Ein Mann mit kurzen dunklen Haaren, braunen Augen und einem Dreitagebart öffnet mir die Tür. Hinter ihm steht eine junge Frau mit braunen Korkenzieherlocken und blauen Augen. Beide verbindet ein strahlendes, warmes Lächeln, als sie mich herzlich begrüßen, so als wären wir alte Bekannte: „Hallo, komm herein. Möchtest du arabischen Kaffee trinken?“ Auf dem Wohnzimmertisch stehen Knabbereien, Fotos schmücken Wände und Regale. Doch verbirgt sich hinter dieser Wohnungstür in Berlin Spandau auch die Geschichte eines Landes, das 3800 Kilometer entfernt liegt.
Ein Stück Heimat mitten in Berlin
Mary (sie betont ihren Namen auf der ersten Silbe, etwa wie „Maaari“) und Ali kommen aus Salamiyeh in Syrien und wohnen seit 2015 in Berlin. Ali ist 27 und von Beruf Bauingenieur.
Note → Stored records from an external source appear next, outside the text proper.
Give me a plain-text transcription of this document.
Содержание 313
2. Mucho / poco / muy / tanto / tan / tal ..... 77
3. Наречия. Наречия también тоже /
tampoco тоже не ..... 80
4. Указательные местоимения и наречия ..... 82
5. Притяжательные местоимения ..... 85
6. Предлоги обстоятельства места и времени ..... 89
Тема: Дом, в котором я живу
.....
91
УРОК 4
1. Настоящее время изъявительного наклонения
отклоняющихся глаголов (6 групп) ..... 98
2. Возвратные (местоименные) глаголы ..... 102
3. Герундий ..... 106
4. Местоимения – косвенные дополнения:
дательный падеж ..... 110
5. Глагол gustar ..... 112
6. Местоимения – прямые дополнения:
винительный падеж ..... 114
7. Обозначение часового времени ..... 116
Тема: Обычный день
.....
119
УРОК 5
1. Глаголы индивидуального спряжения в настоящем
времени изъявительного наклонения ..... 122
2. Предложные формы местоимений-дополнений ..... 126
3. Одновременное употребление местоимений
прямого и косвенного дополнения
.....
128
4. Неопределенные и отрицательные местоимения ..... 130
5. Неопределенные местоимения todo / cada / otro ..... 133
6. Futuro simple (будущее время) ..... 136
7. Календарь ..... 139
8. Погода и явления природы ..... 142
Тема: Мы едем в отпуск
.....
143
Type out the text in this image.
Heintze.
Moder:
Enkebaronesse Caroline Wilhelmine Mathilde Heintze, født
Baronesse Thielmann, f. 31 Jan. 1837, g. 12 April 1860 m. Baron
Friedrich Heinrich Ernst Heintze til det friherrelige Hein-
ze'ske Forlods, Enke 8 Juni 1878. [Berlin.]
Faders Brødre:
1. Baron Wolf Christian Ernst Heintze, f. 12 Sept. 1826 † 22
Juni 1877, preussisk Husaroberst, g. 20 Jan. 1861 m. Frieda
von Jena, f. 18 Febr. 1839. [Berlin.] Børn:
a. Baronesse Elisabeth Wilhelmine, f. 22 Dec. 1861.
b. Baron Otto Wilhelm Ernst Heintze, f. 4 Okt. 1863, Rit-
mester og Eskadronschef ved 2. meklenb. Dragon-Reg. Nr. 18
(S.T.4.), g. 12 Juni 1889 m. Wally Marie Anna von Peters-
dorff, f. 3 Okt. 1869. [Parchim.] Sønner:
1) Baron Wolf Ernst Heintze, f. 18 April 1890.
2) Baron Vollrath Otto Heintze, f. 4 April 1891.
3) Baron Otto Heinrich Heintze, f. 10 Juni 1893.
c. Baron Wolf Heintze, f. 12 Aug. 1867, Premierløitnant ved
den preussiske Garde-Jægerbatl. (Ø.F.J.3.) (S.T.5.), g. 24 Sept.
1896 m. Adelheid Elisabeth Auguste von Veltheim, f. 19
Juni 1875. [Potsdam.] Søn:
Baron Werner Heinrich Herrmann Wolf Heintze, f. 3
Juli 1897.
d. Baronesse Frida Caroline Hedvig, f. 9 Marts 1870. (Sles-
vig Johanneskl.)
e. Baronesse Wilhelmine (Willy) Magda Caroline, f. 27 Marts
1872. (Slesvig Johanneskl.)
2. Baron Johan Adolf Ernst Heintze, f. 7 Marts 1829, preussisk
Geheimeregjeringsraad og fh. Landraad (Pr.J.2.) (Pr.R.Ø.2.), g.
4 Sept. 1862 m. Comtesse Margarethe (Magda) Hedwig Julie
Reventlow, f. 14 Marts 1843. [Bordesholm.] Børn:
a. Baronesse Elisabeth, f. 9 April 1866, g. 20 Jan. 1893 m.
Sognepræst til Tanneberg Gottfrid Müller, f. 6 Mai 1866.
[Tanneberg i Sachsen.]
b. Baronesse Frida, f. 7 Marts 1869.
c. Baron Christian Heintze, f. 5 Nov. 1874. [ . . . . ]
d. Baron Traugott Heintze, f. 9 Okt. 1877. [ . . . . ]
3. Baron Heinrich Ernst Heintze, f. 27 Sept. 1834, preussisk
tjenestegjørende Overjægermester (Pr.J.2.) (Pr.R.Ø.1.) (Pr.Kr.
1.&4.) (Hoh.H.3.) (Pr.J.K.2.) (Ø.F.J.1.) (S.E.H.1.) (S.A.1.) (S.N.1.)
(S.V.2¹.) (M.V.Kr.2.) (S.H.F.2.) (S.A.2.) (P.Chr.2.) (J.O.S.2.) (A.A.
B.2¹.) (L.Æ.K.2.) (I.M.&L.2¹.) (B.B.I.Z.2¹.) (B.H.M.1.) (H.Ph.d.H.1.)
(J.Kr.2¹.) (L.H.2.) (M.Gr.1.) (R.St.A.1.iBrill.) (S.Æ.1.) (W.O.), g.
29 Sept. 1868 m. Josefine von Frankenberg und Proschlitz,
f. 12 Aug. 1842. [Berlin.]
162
Mary ist 25 und hat aus Syrien einen Abschluss in Psychologie. Auch wenn wir uns mit Worten (und manchmal mit Händen und Füßen) wunderbar verstehen, entschuldigen sie sich unentwegt für ihr Deutsch.
Zwar ist ihre Geschichte keine von einer gefährlichen Flucht mit dem Boot übers Mittelmeer, aber auch Mary und Ali haben erlebt, was es heißt, seine Heimat zu verlieren, Werte und Vorstellungen auf den Kopf zu stellen und mit deutschen Behörden und deutscher Grammatik zu kämpfen. Anders als viele unbegleitete Jugendliche und Alleinstehende haben sie aber einen großen Vorteil: Sie haben einander.
Was kann man ein geflüchtetes Pärchen fragen, mitten in komplexen medialen Diskursen über Integration und vielen schon geschrieben Texten? Schnell kann ein Wort zu wenig oder zuviel sein, vor allem weil ihre Familien immer noch in Syrien leben. Der arabische Kaffee ist mittlerweile fertig. Er ist heiß und schwarz, verströmt einen Hauch von Kardamom. Ein Stück Heimat mitten in Berlin.
Am schwierigsten war es, getrennt zu sein.
Mary und Alis Heimatstadt Salamiyeh liegt gut 40 Kilometer nordöstlich von Homs. Die Stadt gilt in Syrien als Heimat der Dichter und Denker, der Musiker, der Lebensfreude. Am Rande der Wüste gelegen, unterscheidet sich die Natur von den nahen Großstädten Homs und Hama. Doch auch hier sind die Menschen vom Konflikt im Land gezeichnet. „Es ist schwierig, in Syrien zu bleiben. Für uns junge Menschen gibt es dort keine Zukunft“, erklärt Ali sachlich und ohne zu viele politische Details preiszugeben.
Ali ist zuerst mit einem Touristenvisum nach Indien gegangen und danach für zwei Jahre nach Dubai. Mary konnte Syrien zunächst aufgrund ihres Studiums und ihrer Arbeit nicht verlassen. In dieser Zeit haben sie sich lediglich zweimal gesehen. Obwohl sich Ali in Dubai legal aufhielt, war ein Visum für Mary aufgrund verschärfter Visabedingungen ein Ding der Unmöglichkeit.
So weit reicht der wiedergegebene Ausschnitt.